Shooting Diary - Latitude 79

Lovers & Mothers : 23rd August 1996
Dunedin Botanical Gardens.

Within these images, I wanted to capture the dream like visions of the men of the polar party as they wrote their last letters to their beloved and matriarchal figures. Apparently dying by extreme hypothermia is like drifting off to sleep and the mirages experienced in Antarctica are more vivid than those of the Sahara Desert.

These visions; the women, are the most important link that any researcher has with the men of the polar party.
Its through the letters from the men to these visions that one can learn of the personalities that made up the final party. Bower's loyalty to his leader, Oates discomfort being under the charge of Scott, Wilson's unfailing duty to all the party etc.. are expressed in their letters. Visions of simple beauty, poetic images of divine love and symbols of futures lost were the aims of these images.

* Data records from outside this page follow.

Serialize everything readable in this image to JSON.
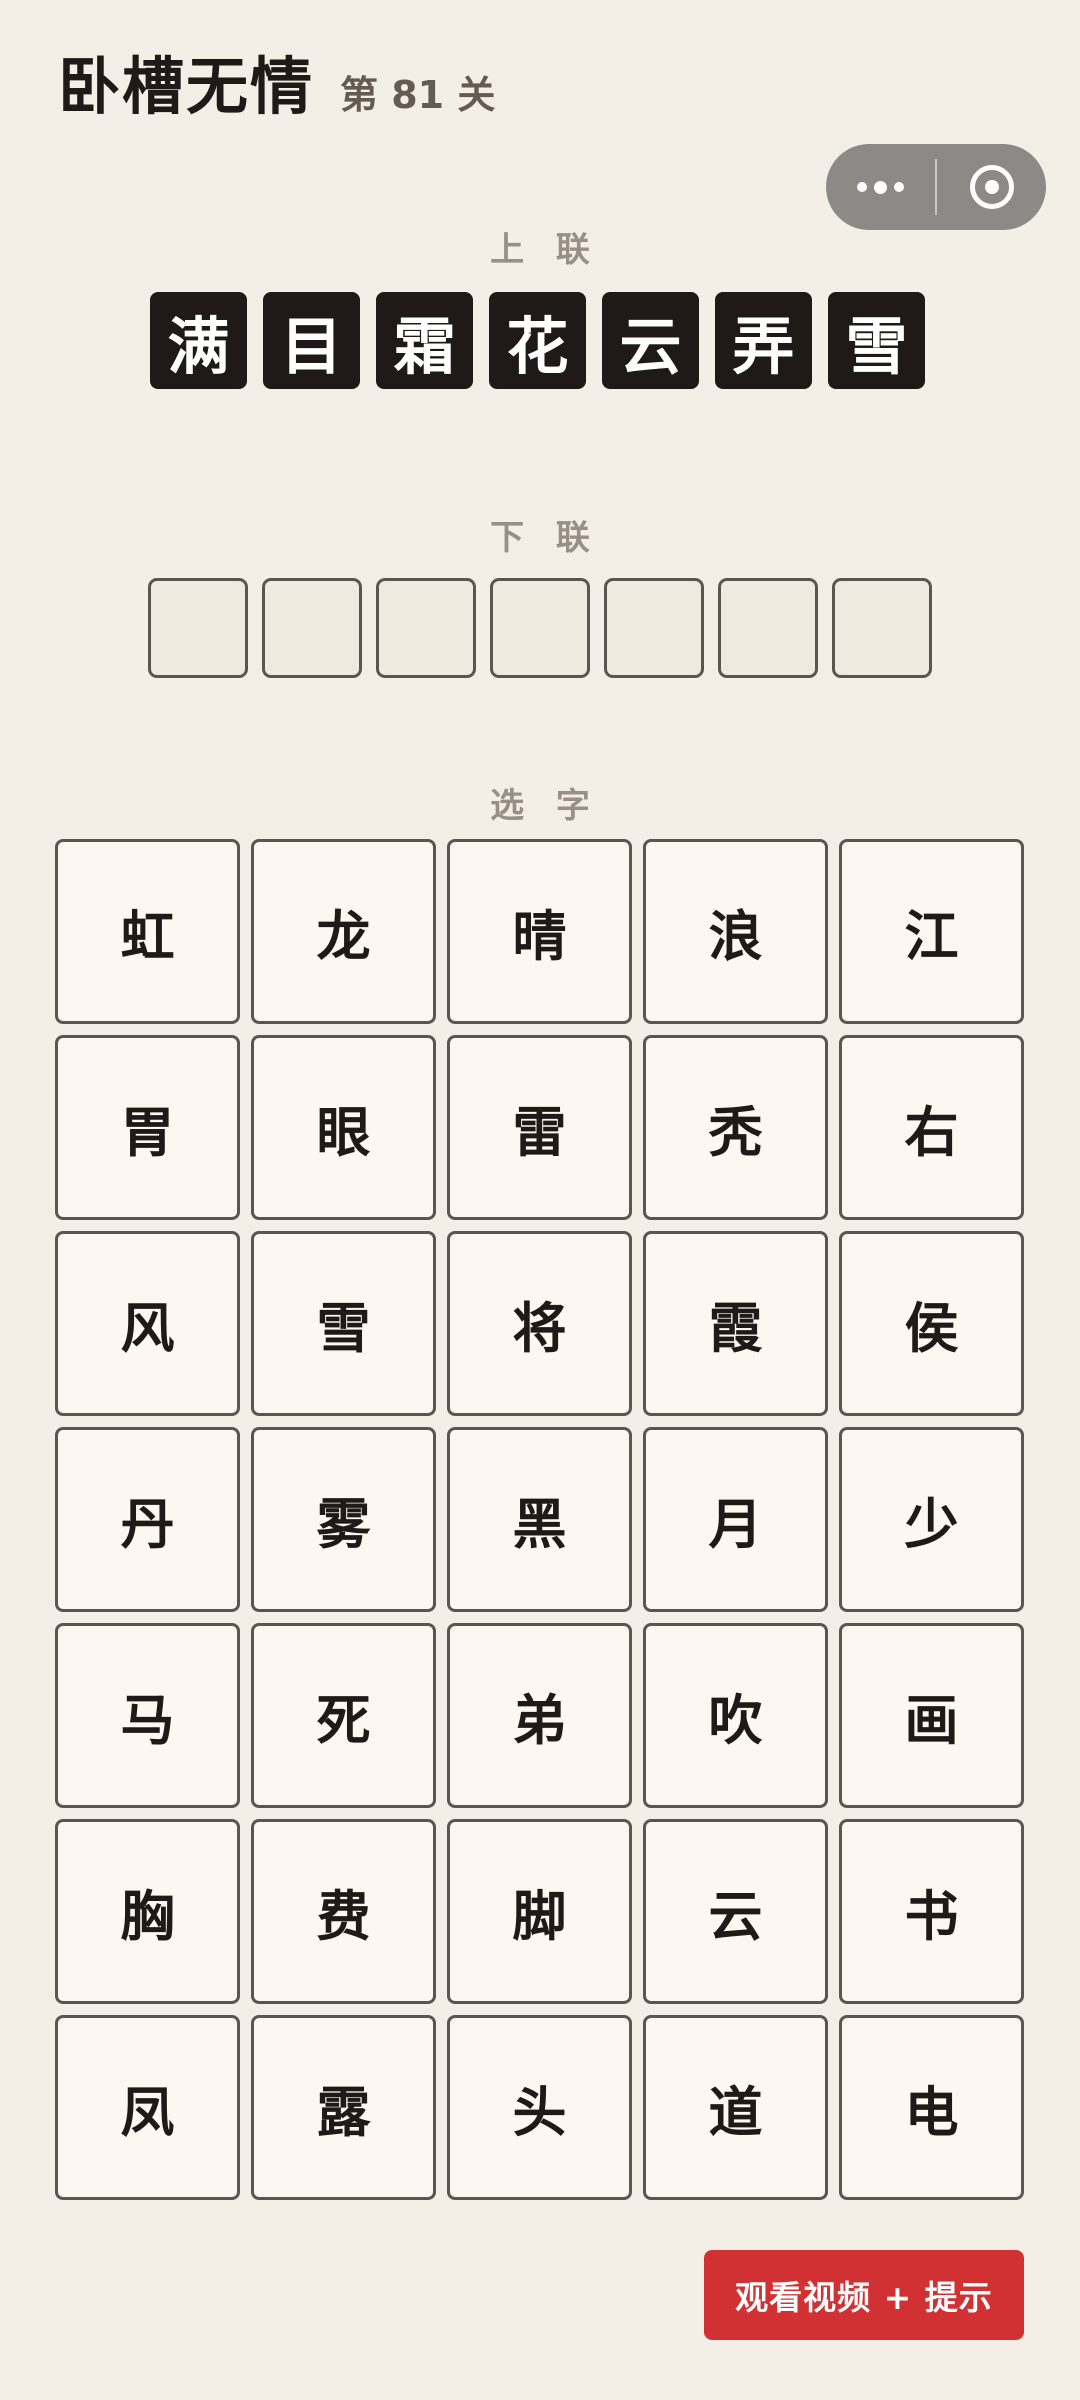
{
  "header": {
    "title": "卧槽无情",
    "level": "第 81 关"
  },
  "capsule": {
    "more_icon": "more-dots-icon",
    "close_icon": "target-circle-icon"
  },
  "upper": {
    "label": "上 联",
    "chars": [
      "满",
      "目",
      "霜",
      "花",
      "云",
      "弄",
      "雪"
    ]
  },
  "lower": {
    "label": "下 联",
    "slots": [
      "",
      "",
      "",
      "",
      "",
      "",
      ""
    ]
  },
  "picker": {
    "label": "选 字",
    "chars": [
      "虹",
      "龙",
      "晴",
      "浪",
      "江",
      "胃",
      "眼",
      "雷",
      "秃",
      "右",
      "风",
      "雪",
      "将",
      "霞",
      "侯",
      "丹",
      "雾",
      "黑",
      "月",
      "少",
      "马",
      "死",
      "弟",
      "吹",
      "画",
      "胸",
      "费",
      "脚",
      "云",
      "书",
      "凤",
      "露",
      "头",
      "道",
      "电"
    ]
  },
  "hint_button": {
    "label": "观看视频 + 提示"
  },
  "colors": {
    "background": "#f4efe6",
    "upper_tile": "#1f1a17",
    "hint_button": "#d23133"
  }
}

Polar Party : 27th August 1996
Pisa Range Cordrona NZ

"A most successful shoot on the Pisa Range."
What follows is a diary account of the polar party shoot that took place on top of the Pisa Range Cordrona, South Island, NZ.
Sandra Toke (make-up artist) and I arrived at our location hut on top of the Pisa Range approx..: 6pm. We found the two Roberts, who had arrived around 4pm waiting for us. The rest of the party showing about 6.30pm. We dug into what promised to be a most entertaining night.
The boys mastered the fire while I prepared dinner : entree a selection of New Zealand's finest cheeses, making a good companion to the Penfold reds. This was followed by Zucchini Parmesan sticks and a rich brew of Watties premium tomato soup. This all seemed to go down like a treat. During dinner the bonding ceremony of drinking stories and excellent card tricks began.
Dinner was followed by a rich mixture of Rob Ferguson's chocolate cake (which we all agreed was quiet kinky) and Lisa's Russian fudge. We had lots of laughs and a hell of a lot to eat.

After consumption of our liquid refreshments, and most of Lloyds home baked cookies, we took to the snow slopes with some borrowed tyre tubes. The Pisa Range Nordic Ski Centre doubles as a tyre testing plant in summer, an offspring of which are the best fun in snow sliding devices.We spent about 90 minutes screaming down beautifully powdered slopes under a full moon. Hard work getting up the hill but worth the climb.The way the light danced on the snow crystals was magical.
On our return to the hut, we had more stories to tell and drinking to be done. The festivities ended approx. 2am, with the aim of a 5am start!
5 o'clock came and went.

Sandra and I woke at 6am and started to get ready.
The order of the day was this, Sandra would do each persons make-up in turn starting with Cathy, Rob F., Rob O., Lisa and then myself. I would shoot in that order. With Cathy ready, we left the comfort of the hut to capture the first image;P.O.Evans.
The day was cloudless, with deep blue sky and a golden light but the wind was fierce. I had my gloves, off to fine focus, which was then the Bronica 6x6 fitted with a 40mm lens. Jess was to be my first assistant with Justine in control of documenting the shoot. The chill factor was high after less than five minutes without gloves my fingers became numb. Shooting would be uncomfortable today for all concerned.
The Character portraits would be shot facing the rising sun.On taking a role of Agfa's RSX 200 and APX 100 we hurried back to the hut.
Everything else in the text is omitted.